Mit nur anderthalb Sätzen hatte er es verdorben:
«Da solltest du einmal bei uns im Keller des Instituts schauen. Forstrat Schauberger hat in dieser Hinsicht bereits vor über hundert Jahren Erstaunliches zuwege ge…!» Jählings schlug er sich die Hand vor den Mund.
Euphorisiert blickte sie ihn an. «Was? Bei dir in der Firma? Aber gerne! Interessiert mich. Ich bin ja so neugierig. Was ist? Was hast du da? Was gibt es da bei Euch im Keller?»
Sie war Feuer und Flamme. Und er saß da mit einem roten Kopf, traute sich nicht weiter zu sprechen, lebte das Dilemma seines Lebens vor dem eigen Fleisch und Blut.
«Passt net. Mir fällt gerade ein, dass ich dir die Kellerräume und das Lager überhaupt nicht zeigen darf. Entschuldige bittschön, leider verhält sich das so. Weißt du, der Zugang ist nur Geheimnisträgern und für Eingeweihte gestattet. Schweigepflicht halt. Tut mir wirklich leid, mein Engel.»
Sie nahm ihm das Zeugnis aus der Hand, das er gerade noch studieren wollte und schmiss es achtlos neben den Obstsalat. So wütend hatte er sie noch nicht gesehen. «Was meinst du mit Geheimnisträger? Wie soll ich das verstehen? Rede bitte vernünftig mit mir!»
«I derfs halt net, mein Engel.»
Da geschah es. Auf einmal wechselte sie ihre Augenfarbe. Blau.
«Engel. Engel. Engel hin, Engel her!»
Mit einem scharfem Knarren schob sie den Stuhl vom Küchentisch, erhob sich, stampfte mit dem Fuß auf, schmiss die Serviette auf den halbvollen Teller, verzog sich in die hinterste Ecke der Küche, stand schwer atmend dort mit verschränkten die Arme und fixierte ihn: «Was darf dein Engel nicht?

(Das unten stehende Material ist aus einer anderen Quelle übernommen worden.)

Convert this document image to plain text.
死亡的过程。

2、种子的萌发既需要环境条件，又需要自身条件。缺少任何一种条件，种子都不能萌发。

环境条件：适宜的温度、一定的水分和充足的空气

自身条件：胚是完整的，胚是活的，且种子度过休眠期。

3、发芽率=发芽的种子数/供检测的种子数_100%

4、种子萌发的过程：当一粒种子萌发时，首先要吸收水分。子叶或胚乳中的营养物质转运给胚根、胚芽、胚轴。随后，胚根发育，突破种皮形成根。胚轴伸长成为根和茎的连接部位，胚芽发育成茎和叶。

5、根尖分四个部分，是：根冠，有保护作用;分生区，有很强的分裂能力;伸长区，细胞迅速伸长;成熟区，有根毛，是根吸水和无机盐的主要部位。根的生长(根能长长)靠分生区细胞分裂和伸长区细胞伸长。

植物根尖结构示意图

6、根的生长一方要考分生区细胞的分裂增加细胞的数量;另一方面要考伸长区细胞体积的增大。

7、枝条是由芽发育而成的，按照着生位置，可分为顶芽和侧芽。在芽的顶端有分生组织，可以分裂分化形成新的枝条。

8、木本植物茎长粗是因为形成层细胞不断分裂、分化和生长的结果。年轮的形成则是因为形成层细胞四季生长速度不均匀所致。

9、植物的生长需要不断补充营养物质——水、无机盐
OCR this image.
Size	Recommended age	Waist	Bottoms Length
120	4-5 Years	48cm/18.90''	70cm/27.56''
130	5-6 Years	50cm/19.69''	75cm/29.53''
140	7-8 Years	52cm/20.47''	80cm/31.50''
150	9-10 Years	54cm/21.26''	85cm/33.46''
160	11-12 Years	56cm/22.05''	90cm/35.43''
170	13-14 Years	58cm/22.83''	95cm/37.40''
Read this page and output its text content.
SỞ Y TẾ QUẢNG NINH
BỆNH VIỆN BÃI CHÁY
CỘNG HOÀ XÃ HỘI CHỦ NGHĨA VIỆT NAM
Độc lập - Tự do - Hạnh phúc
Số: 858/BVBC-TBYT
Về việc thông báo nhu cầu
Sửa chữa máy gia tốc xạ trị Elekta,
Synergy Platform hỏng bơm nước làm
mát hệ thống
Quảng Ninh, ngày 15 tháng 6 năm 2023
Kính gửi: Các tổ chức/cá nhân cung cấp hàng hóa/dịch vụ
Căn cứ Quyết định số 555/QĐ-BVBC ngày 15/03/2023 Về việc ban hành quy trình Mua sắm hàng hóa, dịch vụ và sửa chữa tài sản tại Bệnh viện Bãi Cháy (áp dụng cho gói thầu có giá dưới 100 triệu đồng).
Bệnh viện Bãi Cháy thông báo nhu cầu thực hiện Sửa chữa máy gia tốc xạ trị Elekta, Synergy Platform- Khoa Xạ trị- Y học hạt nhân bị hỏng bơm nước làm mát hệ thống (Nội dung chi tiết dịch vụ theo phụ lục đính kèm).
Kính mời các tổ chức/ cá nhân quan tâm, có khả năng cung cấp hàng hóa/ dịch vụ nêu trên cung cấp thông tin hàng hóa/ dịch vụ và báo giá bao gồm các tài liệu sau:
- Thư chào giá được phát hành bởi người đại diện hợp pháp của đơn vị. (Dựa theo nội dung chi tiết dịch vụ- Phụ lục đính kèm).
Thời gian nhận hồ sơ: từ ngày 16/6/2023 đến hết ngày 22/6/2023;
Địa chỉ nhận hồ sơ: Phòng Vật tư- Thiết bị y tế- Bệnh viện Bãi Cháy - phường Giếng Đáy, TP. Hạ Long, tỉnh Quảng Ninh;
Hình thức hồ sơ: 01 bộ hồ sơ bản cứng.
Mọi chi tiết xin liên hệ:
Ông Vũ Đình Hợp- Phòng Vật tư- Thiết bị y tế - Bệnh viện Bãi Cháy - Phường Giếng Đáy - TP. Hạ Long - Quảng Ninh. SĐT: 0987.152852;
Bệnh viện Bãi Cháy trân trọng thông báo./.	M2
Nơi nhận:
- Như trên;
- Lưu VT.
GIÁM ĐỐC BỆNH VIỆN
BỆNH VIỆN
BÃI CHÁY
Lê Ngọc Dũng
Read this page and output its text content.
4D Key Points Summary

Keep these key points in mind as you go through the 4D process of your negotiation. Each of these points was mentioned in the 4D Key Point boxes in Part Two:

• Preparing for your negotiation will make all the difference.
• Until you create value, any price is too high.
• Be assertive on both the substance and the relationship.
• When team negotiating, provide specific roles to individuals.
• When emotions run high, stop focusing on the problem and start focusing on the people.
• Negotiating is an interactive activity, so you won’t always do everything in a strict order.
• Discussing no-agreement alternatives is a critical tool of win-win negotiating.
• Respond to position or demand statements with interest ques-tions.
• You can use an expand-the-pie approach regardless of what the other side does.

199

Und vor allem, warum nicht? Ich bin doch deine Tochter?»
«Ich habe es unterschrieben, ich wollt, es wäre nicht so! Die Schweigepflicht gilt vor allem auch für Familienmitglieder. Es tut mir leid.»
Da ging sie auf ihn zu, ganz langsam. Sie war wieder sehr ruhig und beherrscht, so sehr, dass ihm eine Gänsehaut über den Rücken lief. Dann schaute sie ihm mitten zwischen die Augen.
«Cord!»
Immer wenn sie ihn mit dem Vornamen ansprach, wusste er, dass die väterliche Autorität verspielt war.
«Ich hab immer gedacht, wir könnten über alles reden. Jetzt sehe ich, dass wir uns über nichts austauschen können, was mir wirklich etwas bedeutet. Über gar nichts. Da kann ich genauso gut gehen. Wollte dir schon längst sagen, dass ich vorhabe, zur Tante nach Wien zu ziehen, um dort zu studieren. Wo ich nun seh, dass du so viele Geheimnisse vor mir hast, mag ich am liebsten sofort gehen. Es ist an der Zeit für einen Tapetenwechsel. I mag nimmer. S‘langt mir.» Sie warf ihm den finstersten Blick seines Lebens zu, bevor sie die Tür knallend in ihrem Zimmer verschwand. Eine halbe Stunde später ein kurzes Abschiedswort – «Ade, Papa», die Haustür klappte und dann war sie fort.
Das war es dann wohl mit der Wohngemeinschaft.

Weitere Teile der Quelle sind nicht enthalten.